There was something strange about Hama. It was supposed to be an old city yet most of the buildings looked new. Plus the tourist map on the wall of my hotel lobby was wrong. I’d copied parts of it into my notebook to help me get around but soon found the names of the streets had changed. Even their layout had changed. It was like a map of a different city.

Then I saw the same map in the lobby of another hotel, and in an antique shop. One night I asked the manager what was going on. He looked around to make sure nobody was within earshot and whispered, “This map shows Hama before the massacre.”I’d heard of that. The Muslim Brotherhood had been fighting against the Syrian government for several years and Hama was their main base. They attacked government targets and the government hauled away anyone who seemed suspicious. Most victims were innocent people caught in the crossfire.

One night in 1982 a Syrian army patrol discovered the local Muslim Brotherhood headquarters and a firefight broke out. The Brotherhood called for a general uprising. Fighting flared up all over the city. Hafez al-Assad, then Prime Minister and father of the current Prime Minister, ordered the armed forces to surround Hama. The air force dropped bombs while tanks and artillery shelled the city. Then the troops went in, shooting anything that moved. Nobody knows how many people died. Estimates range from 10,000 to 40,000, and all sources agree that most were civilians.

Now the Syrian army is moving towards Hama again. The son is continuing the work of his father.

This morning I flipped through my old travel diary, reliving the time I spent in Hama and Syria: the conversations, the hikes, the sense of wonder of a young man on his first year-long travel adventure. One thing that struck me was that of all the Syrians that diary mentions, none of them have entirely faded from my memory.

I remember the kindly old man who nursed me back to health after my first bad case of food poisoning. And the artist who drew a sketch of me that I still have. Then there was that wisecracking tailor who changed money at black market rates, building a nest egg of hard currency for reasons he’d never divulge. And the metalheads who introduced me to Syria’s underground music scene. It’s strange to think of those headbangers as forty-something fathers, but I suppose, like me, they are.

Or maybe they’ve been slaughtered.

None of those people liked the regime. The business owners hung a picture of Hafez al-Assad on the walls, just like they have a picture of Bashar nowadays. In a dictatorship that’s the price of doing business. But once the customers left and it was just us in a back room chatting over tea, their voices would lower and they’d complain about how the al-Assad family had a stranglehold on power.
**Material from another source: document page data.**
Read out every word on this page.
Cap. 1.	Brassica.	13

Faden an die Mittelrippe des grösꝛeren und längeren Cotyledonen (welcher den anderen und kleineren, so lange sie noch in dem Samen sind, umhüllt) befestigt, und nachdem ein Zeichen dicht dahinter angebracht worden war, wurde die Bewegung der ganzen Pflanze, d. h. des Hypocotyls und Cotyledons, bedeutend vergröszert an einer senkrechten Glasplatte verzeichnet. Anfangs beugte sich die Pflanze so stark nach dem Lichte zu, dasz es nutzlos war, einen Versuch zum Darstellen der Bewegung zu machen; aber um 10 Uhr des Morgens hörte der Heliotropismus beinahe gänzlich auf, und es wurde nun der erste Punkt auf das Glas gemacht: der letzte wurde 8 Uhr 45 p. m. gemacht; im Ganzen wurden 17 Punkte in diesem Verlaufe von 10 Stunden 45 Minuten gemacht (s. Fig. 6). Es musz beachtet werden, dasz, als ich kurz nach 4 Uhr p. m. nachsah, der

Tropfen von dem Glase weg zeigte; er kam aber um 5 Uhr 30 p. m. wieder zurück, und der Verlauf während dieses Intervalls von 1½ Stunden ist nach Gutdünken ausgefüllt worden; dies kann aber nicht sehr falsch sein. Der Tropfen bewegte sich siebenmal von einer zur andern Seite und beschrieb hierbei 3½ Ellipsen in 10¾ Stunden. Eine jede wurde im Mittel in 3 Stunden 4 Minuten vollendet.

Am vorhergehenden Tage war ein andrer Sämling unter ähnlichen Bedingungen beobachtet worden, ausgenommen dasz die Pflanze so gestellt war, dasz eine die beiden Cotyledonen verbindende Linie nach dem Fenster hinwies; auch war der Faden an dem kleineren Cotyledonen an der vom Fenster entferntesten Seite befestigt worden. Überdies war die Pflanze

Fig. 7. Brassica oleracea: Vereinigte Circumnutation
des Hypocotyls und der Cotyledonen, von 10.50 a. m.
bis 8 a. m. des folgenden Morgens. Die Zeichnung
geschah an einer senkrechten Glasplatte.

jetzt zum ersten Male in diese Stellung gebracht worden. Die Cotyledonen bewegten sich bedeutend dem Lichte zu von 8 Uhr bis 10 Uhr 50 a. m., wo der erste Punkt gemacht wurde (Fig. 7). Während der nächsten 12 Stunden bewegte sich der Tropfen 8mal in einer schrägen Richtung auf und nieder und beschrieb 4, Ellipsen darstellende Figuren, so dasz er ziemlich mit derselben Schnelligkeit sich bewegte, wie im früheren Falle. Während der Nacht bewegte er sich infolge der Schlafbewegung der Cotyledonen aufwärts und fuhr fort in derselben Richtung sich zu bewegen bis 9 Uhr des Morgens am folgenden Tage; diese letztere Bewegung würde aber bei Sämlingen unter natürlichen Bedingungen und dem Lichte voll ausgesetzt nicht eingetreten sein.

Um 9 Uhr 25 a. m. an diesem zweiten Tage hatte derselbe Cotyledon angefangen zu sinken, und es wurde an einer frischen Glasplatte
The metalheads were louder in their protests and suffered regular police harassment. Since even their concerts were illegal they felt they had nothing to lose. They wanted to live life the way they chose. A few beatings and nights in jail was the price of a few hours of freedom.

I traveled all over the Middle East back then–Egypt, Jordan, Turkey, Palestine, Iran–and heard the same stories of frustration and anger in dozens of cities. The only thing that surprised me about the so-called Arab Revolution of 2011 was that it took so long.

In some places it’s succeeded; in Syria it looks like it will fail. Syria doesn’t have much oil so besides a few feeble sanctions, it’s doubtful the West will do much. Bashar al-Assad will imprison or kill anyone who speaks out against him and the protests will be suppressed.

Hama may be leveled again. Thousands may die–they may already be dying–and the city destroyed. After a time new shops and new hotels will open. Their owners will grit their teeth and hang a photo of Prime Minister Bashar al-Assad behind the counter. Then, I hope, they’ll pull out a worn old map of Hama the way it looked before 1982, and hang it right next to him.